Finding Myself, Again:
I had taken a gap year between high school and moving to college while in the relationship, so I only had a few months left at home before I moved to college. My two best friends and I made the absolute most out of it. We did everything we could think of! We went rollerskating, watched horror movie marathons, went swimming, skinny dipping, went to concerts, state fairs rode roller coasters, spent almost every night together, drove across the state pulling my father’s trailer to spend a day at a waterpark, and ended with a week-long road trip to Oregon where we stayed on the beach, hiked, zip-lined, and spent all our money at Powell’s book store in Portland. There were a few mistakes that were made but I learned from every experience that summer. The summer went by in a flash but along with all the great memories I had also started to feel like myself again. I fell in love with my body again and was more self-confident than I ever was before. I spent time with my family and did all the things I wanted to do and felt as though I could care for myself once again. That summer showed me that I would be myself again one day and how to enjoy life again.
College:
After the best summer I had had in many years I drove across the state with my mom and close family friends to help me move into a dorm. I immediately loved my classes and meeting new people within my classes. My degree in Pre-Vet/Animal Science so my classes are almost completely about animals. Though I was having a great time, I also felt extremely isolated because I was so far away from my family for the first time in my life. I struggled with being away from my family for many weeks and still do when I miss important events, such as birthdays and family gatherings. I soon found a way to make my dorm feel more like home and ways to stay in contact with my family from afar. I created good study habits and turned my anxiety into a drive to organize my life and push myself to do better. I also made sure to practice self-care so I could keep my anxiety at a low and my happiness high.
Finding Love:
My second month in college I made the best decision in my life, I went home with a new friend for the weekend to watch a high school football game her brother played in. At this football game, I met someone who would later find out is the love of my life. We met at the game and the gathering after but didn’t really talk or get each other’s contact information until weeks after.
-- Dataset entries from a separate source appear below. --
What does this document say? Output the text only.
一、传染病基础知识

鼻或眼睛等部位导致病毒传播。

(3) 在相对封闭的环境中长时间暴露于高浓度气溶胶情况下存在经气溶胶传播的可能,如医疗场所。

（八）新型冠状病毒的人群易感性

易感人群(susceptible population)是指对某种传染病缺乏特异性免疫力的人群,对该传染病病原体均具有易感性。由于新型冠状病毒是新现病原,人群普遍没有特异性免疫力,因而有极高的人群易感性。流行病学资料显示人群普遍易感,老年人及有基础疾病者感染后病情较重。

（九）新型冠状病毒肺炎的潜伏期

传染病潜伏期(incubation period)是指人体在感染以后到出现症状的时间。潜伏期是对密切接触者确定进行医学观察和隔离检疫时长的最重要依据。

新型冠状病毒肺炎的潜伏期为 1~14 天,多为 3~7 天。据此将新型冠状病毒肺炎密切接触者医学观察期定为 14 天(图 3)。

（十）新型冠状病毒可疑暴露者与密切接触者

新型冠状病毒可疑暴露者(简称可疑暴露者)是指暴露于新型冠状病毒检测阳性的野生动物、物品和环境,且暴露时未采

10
He had convinced his friend to pass his Snapchat along through my friend to me. Once we got each other’s numbers, we started talking and have not stopped since. We became extremely close extremely fast and I always felt comfortable being myself with him. We had game nights and late-night restaurant trips with friends just to hang out. We went on our first date at the movies and even in a quiet room he still cracked jokes and made me laugh and smile the whole time (despite me being sick and feeling terrible). We have been inseparable ever since, we eat dinner together almost every night, run all our errands together, study and do homework together, and even drive home to see our families together (which is a five to six-hour drive). We have each been introduced to our families and now I feel like the size of my family has doubled.
Home:
I was able to move out of the dorm in December because I had running start credits and now, I currently live alone in my one-bedroom apartment in a college town with my dog, Dakota, and my cat, Itty-Bit. My. Family helped me furnish it and I have filled it with many plants and pictures of friends and family from home. I have a schedule for my daily schedule for my dog and a cleaning schedule to keep my space nice. My apartment has made this college town start to feel even more like home. I am currently working two jobs through the summer to pay my rent and afford groceries. The covid pandemic did affect my personal life and caused me quite a bit of financial trouble and caused me to miss an opportunity to work at a vet hospital. My first job is working out on a dairy farm. I do many cleaning chores, care for the cow’s health, and milk them. I love spending my time with the cows and it is a job I can truly say I love. I picked up a second job at a local restaurant to help with my bills and leave me with some spending money for the remainder of the summer.